The Woman in Black by Susan Hill

A gothic mystery to haunt your heart.

“I doubt if the woman in black can have any animosity towards me.”

The Woman in Black by Susan Hill.

This supernatural, horror novella by Susan Hill has adapted to film and broadway shows – the latter which I will be lucky enough to experience at the Florida Repertory Theatre this month. 

Set in early 1900s England, this gothic mystery is narrated by protagonist Arthur Kipps. The young solicitor must travel to a small town in a remote part of England to attend the funeral of Alice Drablow, a former client. It is at Eel Marsh House that Kipps encounters a ghost — the woman in black.

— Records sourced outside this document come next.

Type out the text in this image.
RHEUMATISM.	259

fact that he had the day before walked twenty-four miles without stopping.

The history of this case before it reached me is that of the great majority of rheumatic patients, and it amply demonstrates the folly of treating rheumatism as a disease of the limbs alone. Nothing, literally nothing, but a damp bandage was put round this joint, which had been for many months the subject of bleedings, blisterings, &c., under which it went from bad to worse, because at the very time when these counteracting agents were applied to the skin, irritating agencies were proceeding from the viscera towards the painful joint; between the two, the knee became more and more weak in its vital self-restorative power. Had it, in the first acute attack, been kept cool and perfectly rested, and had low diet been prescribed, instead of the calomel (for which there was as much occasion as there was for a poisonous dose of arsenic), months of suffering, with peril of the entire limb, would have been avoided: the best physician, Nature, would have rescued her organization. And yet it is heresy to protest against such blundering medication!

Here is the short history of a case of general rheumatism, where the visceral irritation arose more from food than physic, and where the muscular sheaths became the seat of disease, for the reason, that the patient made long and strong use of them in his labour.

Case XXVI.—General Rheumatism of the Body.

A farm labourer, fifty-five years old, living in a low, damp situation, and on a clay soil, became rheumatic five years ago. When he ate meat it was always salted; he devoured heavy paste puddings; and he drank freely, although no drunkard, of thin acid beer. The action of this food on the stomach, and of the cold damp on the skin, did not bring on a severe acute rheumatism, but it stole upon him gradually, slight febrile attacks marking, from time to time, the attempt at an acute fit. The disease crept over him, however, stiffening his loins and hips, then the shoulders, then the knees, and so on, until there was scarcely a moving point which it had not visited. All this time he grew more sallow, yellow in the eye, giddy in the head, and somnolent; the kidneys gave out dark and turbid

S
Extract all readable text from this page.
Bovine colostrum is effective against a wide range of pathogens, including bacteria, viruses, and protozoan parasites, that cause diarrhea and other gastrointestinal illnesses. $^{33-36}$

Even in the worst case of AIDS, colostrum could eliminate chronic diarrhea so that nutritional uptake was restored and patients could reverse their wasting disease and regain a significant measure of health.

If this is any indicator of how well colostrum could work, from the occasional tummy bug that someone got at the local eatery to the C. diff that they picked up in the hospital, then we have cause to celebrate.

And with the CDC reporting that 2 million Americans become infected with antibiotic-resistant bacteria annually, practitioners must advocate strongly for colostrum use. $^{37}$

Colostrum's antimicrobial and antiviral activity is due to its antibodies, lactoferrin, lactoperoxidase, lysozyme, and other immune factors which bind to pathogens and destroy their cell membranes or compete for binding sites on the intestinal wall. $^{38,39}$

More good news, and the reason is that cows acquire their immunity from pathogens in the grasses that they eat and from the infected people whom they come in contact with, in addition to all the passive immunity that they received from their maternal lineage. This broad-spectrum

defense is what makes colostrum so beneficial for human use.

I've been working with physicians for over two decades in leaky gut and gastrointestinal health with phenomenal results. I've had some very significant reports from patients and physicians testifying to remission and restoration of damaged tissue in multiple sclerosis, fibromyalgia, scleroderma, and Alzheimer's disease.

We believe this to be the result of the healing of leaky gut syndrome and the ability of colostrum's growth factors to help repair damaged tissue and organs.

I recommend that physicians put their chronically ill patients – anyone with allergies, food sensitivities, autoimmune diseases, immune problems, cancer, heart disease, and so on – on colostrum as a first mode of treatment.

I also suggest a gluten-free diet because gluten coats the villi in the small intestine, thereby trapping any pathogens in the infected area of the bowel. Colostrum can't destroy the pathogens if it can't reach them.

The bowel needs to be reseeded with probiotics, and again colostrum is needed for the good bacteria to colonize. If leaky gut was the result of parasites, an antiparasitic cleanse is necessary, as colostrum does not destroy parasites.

A local man tells Kipps that the woman in black is Jennet, Drablow’s dead sister, and that every time she appears to someone, a child dies. 

The narrative is atmospheric and haunting, conjuring up the brooding nature of the landscape, the eeriness of misty weather and Kipp’s anxiety as he moves through the house: “…the combination of the peculiar, isolate place and the sudden appearance of the woman and the dreadfulness of her expression began to fill me with fear…”

Lovers of moody and unsettling backdrops and plots, such as in Bronte’s Wuthering Heights, or Daphne du Maurier’s, Rebecca, will enjoy being immersed in this disquieting story.